A psicopedagoga falou ainda sobre o que diz a lei em relação à garantia da criança e do jovem de estudar. “Sabemos que por lei os pais têm direitos e obrigações em relação aos filhos.  E está no Estatuto da Criança e Adolescente (ECA), caso os responsáveis não levem a criança para escola, é considerado negligência, podendo vir perder a guarda. Mas nesse momento está havendo um debate, pois muitos pais não querem enviar seus filhos para escola. Algumas cidades do Brasil, como por exemplo São Paulo, está elaborando uma resolução, onde permitirá aos responsáveis  optar por mandar ou não as crianças, mesmo com o retorno autorizado pelo Estado. O aluno poderá assistir e participar de forma online”.  

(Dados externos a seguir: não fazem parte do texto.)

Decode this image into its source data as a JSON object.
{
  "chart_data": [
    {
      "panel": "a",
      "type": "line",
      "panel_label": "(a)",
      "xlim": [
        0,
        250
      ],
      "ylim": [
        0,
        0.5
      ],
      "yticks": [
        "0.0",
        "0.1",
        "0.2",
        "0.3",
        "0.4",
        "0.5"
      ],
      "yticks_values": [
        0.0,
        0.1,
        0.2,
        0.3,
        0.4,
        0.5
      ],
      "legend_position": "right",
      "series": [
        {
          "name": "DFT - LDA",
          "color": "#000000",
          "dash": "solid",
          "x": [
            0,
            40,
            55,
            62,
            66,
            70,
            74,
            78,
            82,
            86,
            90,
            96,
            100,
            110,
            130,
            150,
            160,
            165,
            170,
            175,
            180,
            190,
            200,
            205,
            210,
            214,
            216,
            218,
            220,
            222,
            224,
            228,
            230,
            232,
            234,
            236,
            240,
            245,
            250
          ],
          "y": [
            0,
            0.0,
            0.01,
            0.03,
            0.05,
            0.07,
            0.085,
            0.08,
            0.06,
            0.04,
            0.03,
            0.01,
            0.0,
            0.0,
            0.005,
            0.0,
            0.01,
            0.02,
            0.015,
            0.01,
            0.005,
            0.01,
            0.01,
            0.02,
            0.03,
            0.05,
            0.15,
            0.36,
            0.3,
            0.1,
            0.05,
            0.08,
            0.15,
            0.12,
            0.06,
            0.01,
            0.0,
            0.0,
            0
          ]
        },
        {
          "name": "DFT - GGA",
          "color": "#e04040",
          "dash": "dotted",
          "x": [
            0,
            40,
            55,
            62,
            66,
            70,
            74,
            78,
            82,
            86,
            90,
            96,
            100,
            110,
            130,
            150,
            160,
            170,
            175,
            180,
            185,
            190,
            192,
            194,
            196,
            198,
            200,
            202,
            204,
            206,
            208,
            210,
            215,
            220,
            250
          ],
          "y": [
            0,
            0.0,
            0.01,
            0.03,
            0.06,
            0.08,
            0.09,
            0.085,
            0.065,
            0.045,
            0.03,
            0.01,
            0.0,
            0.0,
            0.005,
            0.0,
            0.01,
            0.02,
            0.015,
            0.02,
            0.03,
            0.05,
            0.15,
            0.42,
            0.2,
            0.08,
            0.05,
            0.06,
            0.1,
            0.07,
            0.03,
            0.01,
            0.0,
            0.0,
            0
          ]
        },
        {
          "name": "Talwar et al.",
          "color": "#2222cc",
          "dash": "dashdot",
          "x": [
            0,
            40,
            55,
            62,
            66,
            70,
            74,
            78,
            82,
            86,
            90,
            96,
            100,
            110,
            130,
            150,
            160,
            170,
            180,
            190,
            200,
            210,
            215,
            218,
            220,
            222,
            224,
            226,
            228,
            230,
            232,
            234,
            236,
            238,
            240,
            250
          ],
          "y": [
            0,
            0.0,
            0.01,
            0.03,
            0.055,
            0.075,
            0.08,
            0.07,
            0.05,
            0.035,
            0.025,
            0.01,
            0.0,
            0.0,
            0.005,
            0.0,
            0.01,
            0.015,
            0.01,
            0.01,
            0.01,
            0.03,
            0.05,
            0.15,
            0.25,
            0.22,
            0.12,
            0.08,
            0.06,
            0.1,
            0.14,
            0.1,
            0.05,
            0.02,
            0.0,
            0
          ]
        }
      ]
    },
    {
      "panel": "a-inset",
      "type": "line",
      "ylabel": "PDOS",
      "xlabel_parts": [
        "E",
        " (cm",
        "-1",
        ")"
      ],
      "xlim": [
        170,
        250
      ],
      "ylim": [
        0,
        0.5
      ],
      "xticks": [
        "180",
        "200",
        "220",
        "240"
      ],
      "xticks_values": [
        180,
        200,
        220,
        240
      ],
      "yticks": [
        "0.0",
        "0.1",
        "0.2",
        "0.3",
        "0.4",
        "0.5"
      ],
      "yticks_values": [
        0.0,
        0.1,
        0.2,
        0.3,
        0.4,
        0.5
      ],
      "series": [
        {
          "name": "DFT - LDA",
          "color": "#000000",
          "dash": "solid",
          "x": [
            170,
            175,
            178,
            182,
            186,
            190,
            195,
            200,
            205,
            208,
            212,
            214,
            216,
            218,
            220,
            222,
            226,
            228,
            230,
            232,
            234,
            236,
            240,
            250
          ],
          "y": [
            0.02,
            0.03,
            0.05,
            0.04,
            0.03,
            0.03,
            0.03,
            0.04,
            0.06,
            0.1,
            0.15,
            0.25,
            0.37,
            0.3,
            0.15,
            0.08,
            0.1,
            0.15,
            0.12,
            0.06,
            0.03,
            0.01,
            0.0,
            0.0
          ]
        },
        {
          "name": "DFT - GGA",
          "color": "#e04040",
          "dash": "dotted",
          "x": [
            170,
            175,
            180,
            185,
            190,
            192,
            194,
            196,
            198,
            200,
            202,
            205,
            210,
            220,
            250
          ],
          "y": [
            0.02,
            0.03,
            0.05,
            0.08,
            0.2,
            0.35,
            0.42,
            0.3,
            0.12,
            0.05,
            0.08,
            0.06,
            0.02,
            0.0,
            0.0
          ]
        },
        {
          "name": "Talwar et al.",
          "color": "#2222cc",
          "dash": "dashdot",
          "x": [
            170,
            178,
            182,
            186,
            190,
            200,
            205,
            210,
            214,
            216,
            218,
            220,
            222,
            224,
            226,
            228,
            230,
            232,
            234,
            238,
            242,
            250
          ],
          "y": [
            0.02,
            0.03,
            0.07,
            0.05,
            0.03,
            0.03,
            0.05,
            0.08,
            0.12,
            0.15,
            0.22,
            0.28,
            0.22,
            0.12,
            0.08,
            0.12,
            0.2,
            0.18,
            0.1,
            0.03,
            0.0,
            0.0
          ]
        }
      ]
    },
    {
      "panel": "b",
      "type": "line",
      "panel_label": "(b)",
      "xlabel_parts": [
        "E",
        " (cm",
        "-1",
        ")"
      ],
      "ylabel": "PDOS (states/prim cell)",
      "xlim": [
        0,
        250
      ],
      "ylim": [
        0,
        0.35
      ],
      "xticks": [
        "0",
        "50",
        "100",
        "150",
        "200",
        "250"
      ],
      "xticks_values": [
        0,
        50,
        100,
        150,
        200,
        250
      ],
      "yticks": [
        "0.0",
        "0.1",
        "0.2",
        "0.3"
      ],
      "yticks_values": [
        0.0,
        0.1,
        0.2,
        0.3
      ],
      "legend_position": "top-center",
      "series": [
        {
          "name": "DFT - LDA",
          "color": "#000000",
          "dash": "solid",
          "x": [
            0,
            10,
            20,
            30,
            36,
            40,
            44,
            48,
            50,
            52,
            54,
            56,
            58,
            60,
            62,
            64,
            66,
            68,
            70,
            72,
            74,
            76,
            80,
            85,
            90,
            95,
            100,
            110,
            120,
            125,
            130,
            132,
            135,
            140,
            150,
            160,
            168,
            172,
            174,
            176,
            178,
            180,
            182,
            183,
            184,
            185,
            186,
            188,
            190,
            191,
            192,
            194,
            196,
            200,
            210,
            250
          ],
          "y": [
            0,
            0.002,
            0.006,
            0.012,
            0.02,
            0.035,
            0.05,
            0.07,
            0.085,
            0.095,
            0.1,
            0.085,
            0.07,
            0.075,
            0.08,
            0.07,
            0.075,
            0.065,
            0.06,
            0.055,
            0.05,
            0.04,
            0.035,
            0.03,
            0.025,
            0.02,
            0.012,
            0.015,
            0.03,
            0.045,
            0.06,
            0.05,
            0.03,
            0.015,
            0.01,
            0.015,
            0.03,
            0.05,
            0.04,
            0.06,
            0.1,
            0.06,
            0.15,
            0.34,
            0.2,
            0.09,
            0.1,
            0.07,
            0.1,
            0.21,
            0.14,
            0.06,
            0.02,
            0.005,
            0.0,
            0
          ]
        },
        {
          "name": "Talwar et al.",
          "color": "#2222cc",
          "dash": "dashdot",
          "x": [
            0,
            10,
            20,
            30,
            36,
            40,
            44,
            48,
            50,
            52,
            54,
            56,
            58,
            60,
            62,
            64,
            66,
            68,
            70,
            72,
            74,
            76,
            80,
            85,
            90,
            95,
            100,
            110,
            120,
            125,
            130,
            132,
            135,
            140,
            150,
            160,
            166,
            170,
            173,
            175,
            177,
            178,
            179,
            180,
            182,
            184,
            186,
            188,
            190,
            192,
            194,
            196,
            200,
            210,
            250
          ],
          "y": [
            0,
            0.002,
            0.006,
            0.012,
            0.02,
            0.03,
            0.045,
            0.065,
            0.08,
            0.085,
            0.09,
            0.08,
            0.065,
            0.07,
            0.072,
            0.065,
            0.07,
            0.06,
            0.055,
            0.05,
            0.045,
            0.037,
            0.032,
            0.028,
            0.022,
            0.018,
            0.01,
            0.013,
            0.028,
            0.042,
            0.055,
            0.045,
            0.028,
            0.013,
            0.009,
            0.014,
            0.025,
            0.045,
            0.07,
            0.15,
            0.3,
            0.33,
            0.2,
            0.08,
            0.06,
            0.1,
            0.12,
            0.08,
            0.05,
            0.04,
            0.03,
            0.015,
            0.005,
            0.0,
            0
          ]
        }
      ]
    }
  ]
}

Ester diz ainda que é preciso “confiar nos órgãos competentes. Está sendo um ano difícil para todos, crianças, pais e escola.  Temos muitas realidades, uma sociedade desigual que acaba refletindo na aprendizagem. Para aquele aluno que mora na periferia, que não tem uma internet, o ensino não será satisfatório.  Caberá  a escola  estruturar e implementar uma gestão que possa recuperar  esse ano, através de cronogramas de reposição, organização de atividades complementares,  revendo  o planejamento anual para o retorno das aulas”.